Had any one watched him closely before and after the parting, what a change he would see! The bright, broad laugh, the shrewd, jovial word, the man of the Parliament House and of the world, and, next step, moody, the light of his eye withdrawn, as if seeing things that were invisible; his shut mouth, like a child’s, so impressionable, so innocent, so sad: he was now all within, as before he was all without; hence his brooding look. As the snow blattered in his face, he muttered, “How it raves and drifts! On-ding o’ snaw,—ay, that’s the word,—on-ding—” He was now at his own door, “Castle Street, No.39.” He opened the door, and went straight to his den; that wondrous workshop, where, in one year, 1823, when he was fifty-two, he wrote “Peveril of the Peak,” “Quentin Durward,” and “St. Ronan’s Well,” besides much else. We once took the foremost of our novelists, the greatest, we would say, since Scott, into this room, and could not but mark the solemnizing effect of sitting where the great magician sat so often and so long, and looking out upon that little shabby bit of sky, and that back green where faithful Camp lies.[1]

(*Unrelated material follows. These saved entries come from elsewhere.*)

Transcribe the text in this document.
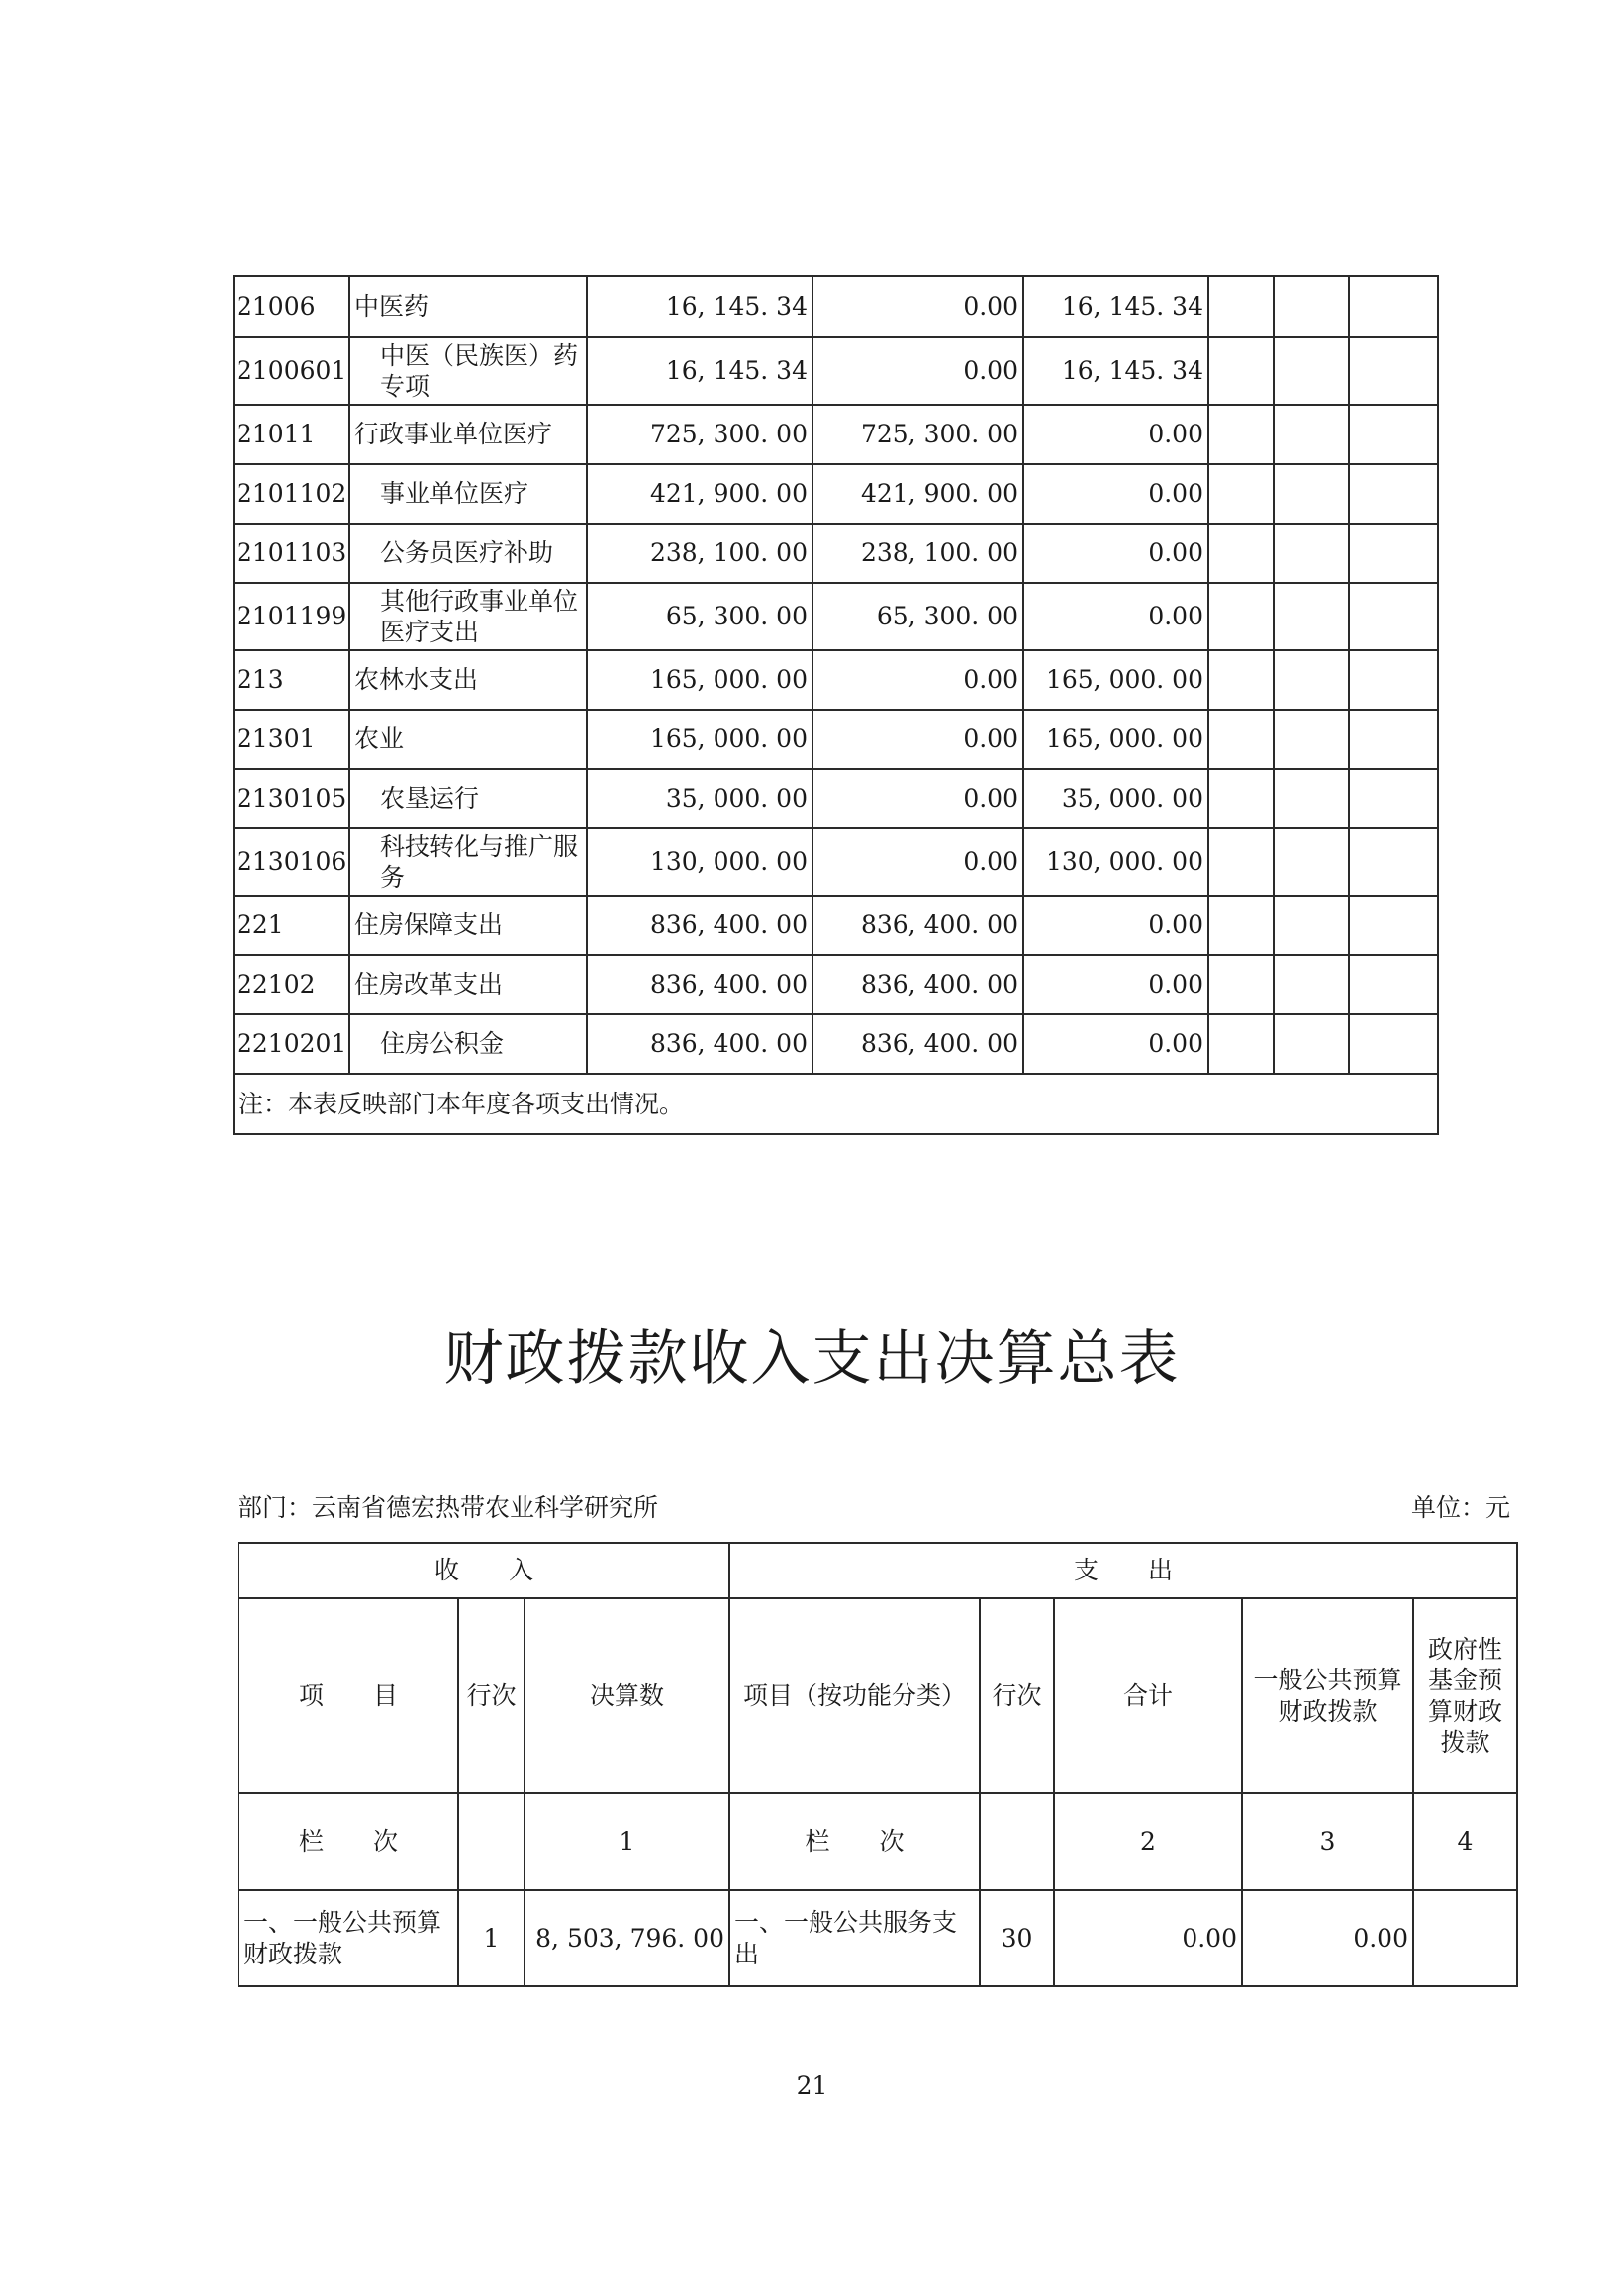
21006	中医药	16, 145. 34	0.00	16, 145. 34			
2100601	中医（民族医）药专项	16, 145. 34	0.00	16, 145. 34			
21011	行政事业单位医疗	725, 300. 00	725, 300. 00	0.00			
2101102	事业单位医疗	421, 900. 00	421, 900. 00	0.00			
2101103	公务员医疗补助	238, 100. 00	238, 100. 00	0.00			
2101199	其他行政事业单位医疗支出	65, 300. 00	65, 300. 00	0.00			
213	农林水支出	165, 000. 00	0.00	165, 000. 00			
21301	农业	165, 000. 00	0.00	165, 000. 00			
2130105	农垦运行	35, 000. 00	0.00	35, 000. 00			
2130106	科技转化与推广服务	130, 000. 00	0.00	130, 000. 00			
221	住房保障支出	836, 400. 00	836, 400. 00	0.00			
22102	住房改革支出	836, 400. 00	836, 400. 00	0.00			
2210201	住房公积金	836, 400. 00	836, 400. 00	0.00			
注：本表反映部门本年度各项支出情况。							
财政拨款收入支出决算总表
部门：云南省德宏热带农业科学研究所	单位：元
收　　入			支　　出				
项　　目	行次	决算数	项目（按功能分类）	行次	合计	一般公共预算财政拨款	政府性基金预算财政拨款
栏　　次		1	栏　　次		2	3	4
一、一般公共预算财政拨款	1	8, 503, 796. 00	一、一般公共服务支出	30	0.00	0.00	
21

[Footnote 1: This favorite dog “died about January, 1809, and was buried, in a fine moonlight night, in the little garden behind the house in Castle Street. My wife tells me she remembers the whole family in tears about the grave, as her father himself smoothed the turf above Camp with the saddest face she had ever seen. He had been engaged to dine abroad that day, but apologized on account of the death of ’a dear old friend.’”—Lockhart’s Life of Scott.]
He sat down in his large, green morocco elbow-chair, drew himself close to his table, and glowered and gloomed at his writing apparatus, “a very handsome old box, richly carved, lined with crimson velvet, and containing ink-bottles, taper-stand, etc., in silver, the whole in such order that it might have come from the silversmith’s window half an hour before.” He took out his paper, then, starting up angrily, said, “’Go spin, you jade, go spin.’ No, d—– it, it won’t do:—
’My spinnin’-wheel is
auld and stiff;
The rock o’t
wunna stand, sir;
To keep the temper-pin in
tiff
Employs ower aft
my hand, sir.’
I am off the fang.[2] I can make nothing of ‘Waverley’ to-day; I’ll awa’ to Marjorie. Come wi’ me, Maida, you thief.” The great creature rose slowly, and the pair were off, Scott taking a maud (a plaid) with him. “White as a frosted plum-cake, by jingo!” said he, when he got to the street. Maida gambolled and whisked among the snow; and her master strode across to Young Street, and through it to 1 North Charlotte Street, to the house of his dear friend, Mrs. William Keith of Corstorphine Hill, niece of Mrs. Keith of Ravelston, of whom he said at her death, eight years after, “Much tradition, and that of the best, has died with this excellent old lady, one of the few persons whose spirits and cleanliness and freshness of mind and body made old age lovely and desirable.”